At White House Show, Truly a Night of Wonder

President Obama presents Stevie Wonder with the Gershwin Prize last night during an all-star concert in the East Room of the White House.
President Obama presents Stevie Wonder with the Gershwin Prize last night during an all-star concert in the East Room of the White House. (Pool - Getty Images)
By J. Freedom du Lac
Washington Post Staff Writer
Thursday, February 26, 2009

"Stevie Wonderful!" exclaimed Tony Bennett.

An overjoyed Stevie Wonder beamed, the Motown music legend having just jumped onstage to provide an ad-libbed coda to Bennett's rendition of "For Once in My Life." President Obama and the rest of the crowd, packed inside the East Room of the White House, cheered.

For those about to sing, the commander in chief salutes you!

Wonder went to the White House last night to receive the Library of Congress's Gershwin Prize for Popular Song, and a full-blown concert broke out. As George and Martha Washington peered over the temporary stage from their portraits, the stately East Room was transformed into the world's most exclusive music hall (roughly 150 invited guests; not a scalper in sight) as Wonder headlined his own gala coronation-cum-concert.

Bennett joined pop titan Paul Simon, country belter Martina McBride, jazz diva Diana Krall, R&B songstress India.Arie and hip-hop star Will.I.Am, among others, in paying tribute to Wonder by performing songs from his deep catalogue. ("The most accomplished Stevie Wonder cover band ever assembled," Obama joked.)

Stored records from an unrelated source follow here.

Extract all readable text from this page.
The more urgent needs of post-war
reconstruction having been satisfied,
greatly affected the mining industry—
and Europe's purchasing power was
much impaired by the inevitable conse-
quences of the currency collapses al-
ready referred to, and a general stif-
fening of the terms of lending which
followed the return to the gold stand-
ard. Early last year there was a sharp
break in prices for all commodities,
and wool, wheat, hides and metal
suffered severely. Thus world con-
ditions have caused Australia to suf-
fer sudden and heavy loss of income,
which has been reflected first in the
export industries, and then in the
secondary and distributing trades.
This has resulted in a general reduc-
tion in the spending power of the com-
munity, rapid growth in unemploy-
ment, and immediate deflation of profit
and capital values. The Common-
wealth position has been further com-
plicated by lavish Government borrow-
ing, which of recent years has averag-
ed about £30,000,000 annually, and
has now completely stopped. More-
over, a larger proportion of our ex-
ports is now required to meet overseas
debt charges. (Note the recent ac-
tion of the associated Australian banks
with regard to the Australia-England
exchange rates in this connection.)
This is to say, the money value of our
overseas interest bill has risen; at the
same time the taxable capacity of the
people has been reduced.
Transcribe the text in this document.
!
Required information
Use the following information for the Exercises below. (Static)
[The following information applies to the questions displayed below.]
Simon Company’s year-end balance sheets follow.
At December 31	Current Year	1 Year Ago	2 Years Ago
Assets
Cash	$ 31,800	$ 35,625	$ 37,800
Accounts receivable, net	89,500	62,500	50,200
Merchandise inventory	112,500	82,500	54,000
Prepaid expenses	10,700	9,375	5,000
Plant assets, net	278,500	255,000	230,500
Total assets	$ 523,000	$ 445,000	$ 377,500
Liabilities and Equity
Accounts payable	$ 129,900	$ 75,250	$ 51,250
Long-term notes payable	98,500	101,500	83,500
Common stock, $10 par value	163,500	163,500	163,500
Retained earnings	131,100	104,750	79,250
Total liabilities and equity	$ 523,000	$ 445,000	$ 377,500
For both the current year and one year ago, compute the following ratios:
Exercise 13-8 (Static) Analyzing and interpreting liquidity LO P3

But the star was Wonder himself: The 58-year-old soul singer, composer and multi-instrumentalist sang five songs -- much to the delight of the president and the first lady, both of whom spoke of an abiding love for Wonder's music.

Michelle Obama noted that the first album she ever bought was "Talking Book," a 1972 classic by Wonder, "a man whose music and lyrics I fell in love with when I was a little girl." She added that she and the president chose Wonder's "You and I" for the first dance at their 1992 wedding.

(The first couple held hands when McBride sang a somewhat soporific "You and I" last night. The Nashville star saved her plodding performance when she finally remembered that she has a big, elastic voice and sent the song skyward -- as Mrs. Obama shook her head approvingly.)

In presenting Wonder with the Gershwin Prize, the president called the singer's music "the soundtrack of my youth" and noted that it provided him with "peace and inspiration, especially in difficult times." It also gave him an in with the future first lady. The president said: "I think it's fair to say that had I not been a Stevie Wonder fan, Michelle might not have dated me. We might not have married. The fact that we agreed on Stevie was part of the essence of our courtship."

Again, Wonder beamed. Then he teased, saying: "President and Mrs. Obama, I'm so excited to know that I was a part of . . ." He stopped. "I needn't say more." The audience broke out in laughter.

But mostly, it was a night for breaking out in song.

Simon, the recipient of the first Gershwin Prize, in 2007, deconstructed "If It's Magic," turning it into a quiet, quavering acoustic folk song. The rising jazz star Esperanza Spalding -- blowout Afro, upright bass, adventurous arrangement -- gave "Overjoyed" a hip lounge makeover. (Named in honor of George and Ira Gershwin, the prize was established in 2007 to honor an American composer or performer, making it the pop music corollary to the Mark Twain Prize for American Humor.)